American linguist (1942–2019)

Jeanette (Kohn) Gundel (July 16, 1942 – November 8, 2019) was an American linguist noted for her work on information structure and pragmatics.

== Academic career ==
Gundel received her PhD in Linguistics from the University of Texas at Austin, in 1974. Her dissertation, "The Role of Topic and Comment in Linguistic Theory", was published in 1977 by the Indiana University Linguistics Club, and in 1988, in the Outstanding Dissertations in Linguistics Series by Garland.

After having taught at the Ohio State University (1974–1977) and the University of Hawaii at Manoa (1978–1980), Gundel joined the Department of Linguistics at the University of Minnesota in 1980 and became Full Professor there in 1992. She was Head of the academic program in Linguistics from 1999 to 2016, and served as the Director of the Institute of Linguistics from 2010 to 2016. She served as the Director of Graduate Studies in Linguistics from 1991 to 1997 and from 2001 to 2012.

== Research ==
Gundel's research focused primarily on the interface between linguistic theory and pragmatics. Her work was widely published and widely cited. Her foundational 1993 Language paper with Nancy Hedberg and Ron Zacharski, "Cognitive Status and the Form of Referring Expression in Discourse," established the Givenness Hierarchy, a concept that has become crucial not only in linguistics, but also in the domains of psychology and computer science. This paper was included in The Language Anthology, Volume III, The Best of Language 1986–2016, a compilation of the most influential articles published in the history of the journal.

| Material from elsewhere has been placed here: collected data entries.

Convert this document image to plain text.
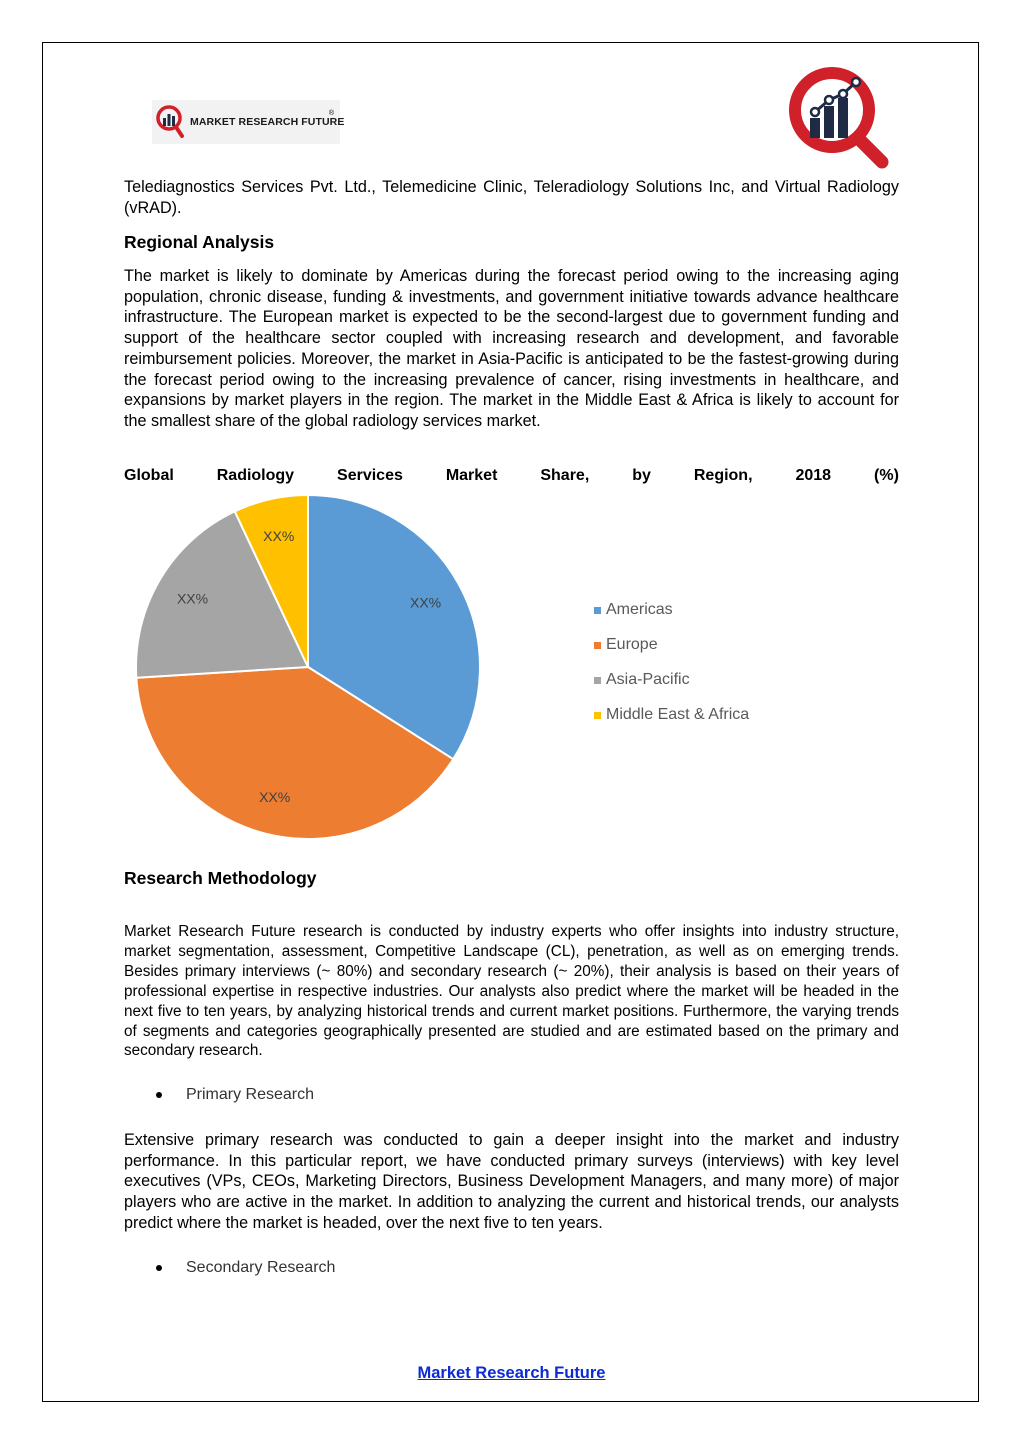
MARKET RESEARCH FUTURE
®
Telediagnostics Services Pvt. Ltd., Telemedicine Clinic, Teleradiology Solutions Inc, and Virtual Radiology (vRAD).
Regional Analysis
The market is likely to dominate by Americas during the forecast period owing to the increasing aging population, chronic disease, funding & investments, and government initiative towards advance healthcare infrastructure. The European market is expected to be the second-largest due to government funding and support of the healthcare sector coupled with increasing research and development, and favorable reimbursement policies. Moreover, the market in Asia-Pacific is anticipated to be the fastest-growing during the forecast period owing to the increasing prevalence of cancer, rising investments in healthcare, and expansions by market players in the region. The market in the Middle East & Africa is likely to account for the smallest share of the global radiology services market.
Global	Radiology	Services	Market	Share,	by	Region,	2018	(%)
XX%
XX%
XX%
XX%
Americas
Europe
Asia-Pacific
Middle East & Africa
Research Methodology
Market Research Future research is conducted by industry experts who offer insights into industry structure, market segmentation, assessment, Competitive Landscape (CL), penetration, as well as on emerging trends. Besides primary interviews (~ 80%) and secondary research (~ 20%), their analysis is based on their years of professional expertise in respective industries. Our analysts also predict where the market will be headed in the next five to ten years, by analyzing historical trends and current market positions. Furthermore, the varying trends of segments and categories geographically presented are studied and are estimated based on the primary and secondary research.
Primary Research
Extensive primary research was conducted to gain a deeper insight into the market and industry performance. In this particular report, we have conducted primary surveys (interviews) with key level executives (VPs, CEOs, Marketing Directors, Business Development Managers, and many more) of major players who are active in the market. In addition to analyzing the current and historical trends, our analysts predict where the market is headed, over the next five to ten years.
Secondary Research
Market Research Future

In addition to her publications as author, Gundel co-edited major volumes on reference, including The Oxford Handbook of Reference, published by Oxford University Press in 2019.

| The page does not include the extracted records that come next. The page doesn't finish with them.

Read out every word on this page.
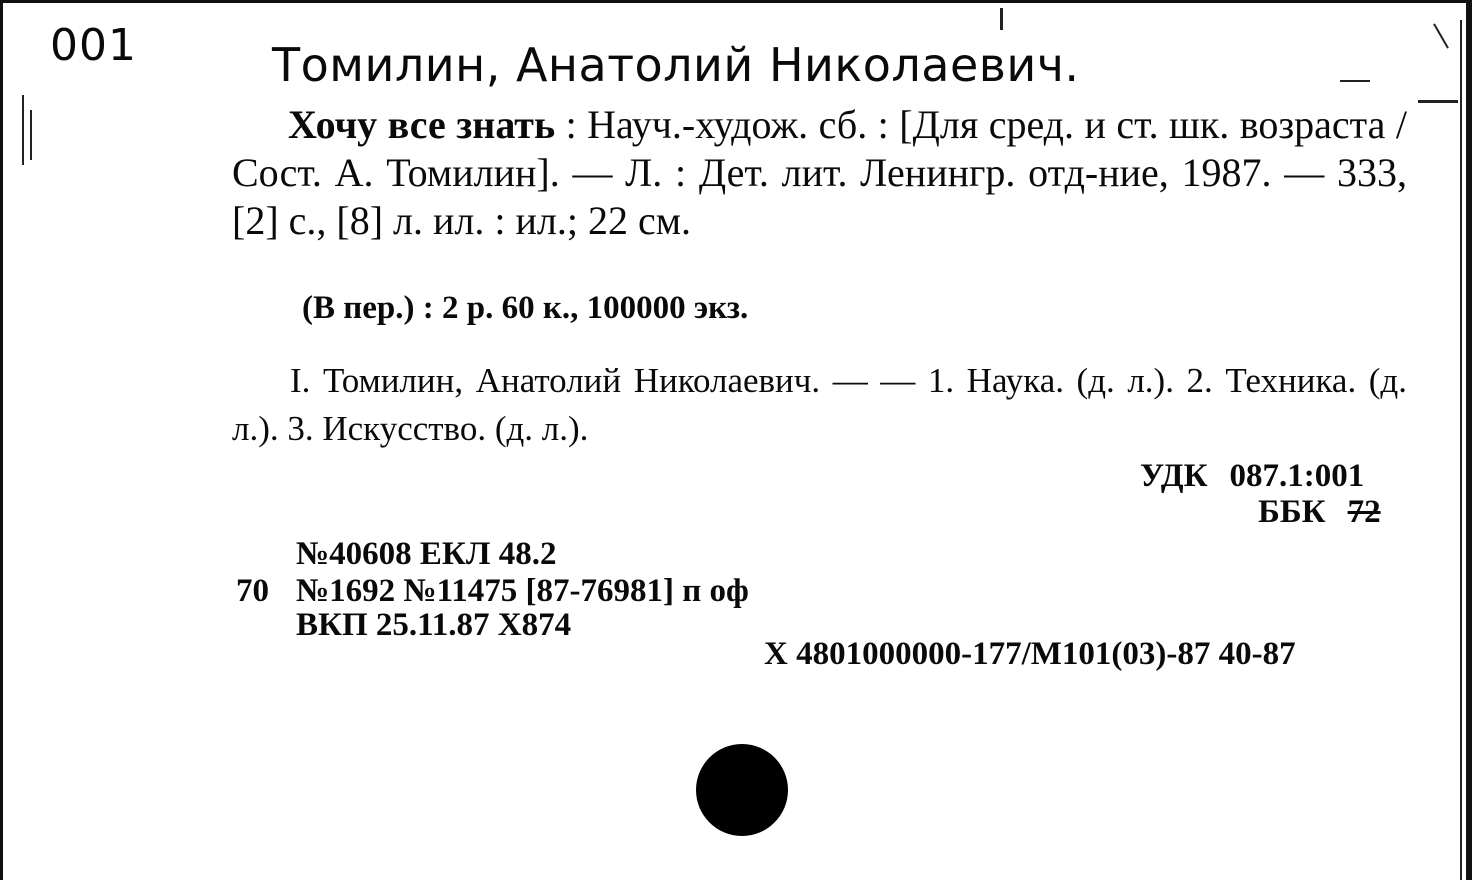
001	Томилин, Анатолий Николаевич.
Хочу все знать : Науч.-худож. сб. : [Для сред. и ст. шк. возраста / Сост. А. Томилин]. — Л. : Дет. лит. Ленингр. отд-ние, 1987. — 333,[2] с., [8] л. ил. : ил.; 22 см.
(В пер.) : 2 р. 60 к., 100000 экз.
I. Томилин, Анатолий Николаевич. — — 1. Наука. (д. л.). 2. Техника. (д. л.). 3. Искусство. (д. л.).
УДК 087.1:001
ББК 72
№40608 ЕКЛ 48.2
70 №1692 №11475 [87-76981] п оф
ВКП 25.11.87 Х874
Х 4801000000-177/М101(03)-87 40-87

A festschrift in her honor was published by John Benjamins in 2007.

== Selected works ==
- Fretheim, Thorstein and Jeanette Gundel, eds. 1996. Reference and referent accessibility. Amsterdam: John Benjamins.
- Gundel, Jeanette K. 1988. Universals of topic-comment structure. In Studies in Syntactic Typology. Amsterdam: John Benjamins, 209–242.
- Gundel, Jeanette K. and Barbara Abbott, eds. 2019. The Oxford Handbook of Reference. Oxford University Press.
- Gundel, Jeanette K. and Thorstein Fretheim. 2003. Information structure. In Handbook of Pragmatics. Amsterdam: John Benjamins.
- Gundel, Jeanette K. and Thorstein Fretheim. 2006. Topic and focus. In Handbook of Pragmatics. Blackwell Publishing Company, pp. 175–196.
- Gundel, Jeanette K. and Nancy Hedberg, eds. 2008. Reference: Interdisciplinary Perspectives. Oxford University Press.
- Gundel, Jeanette K., Nancy Hedberg and Ron Zacharski. 1993. Cognitive status and the form of referring expressions in discourse. Language 69, 274–307.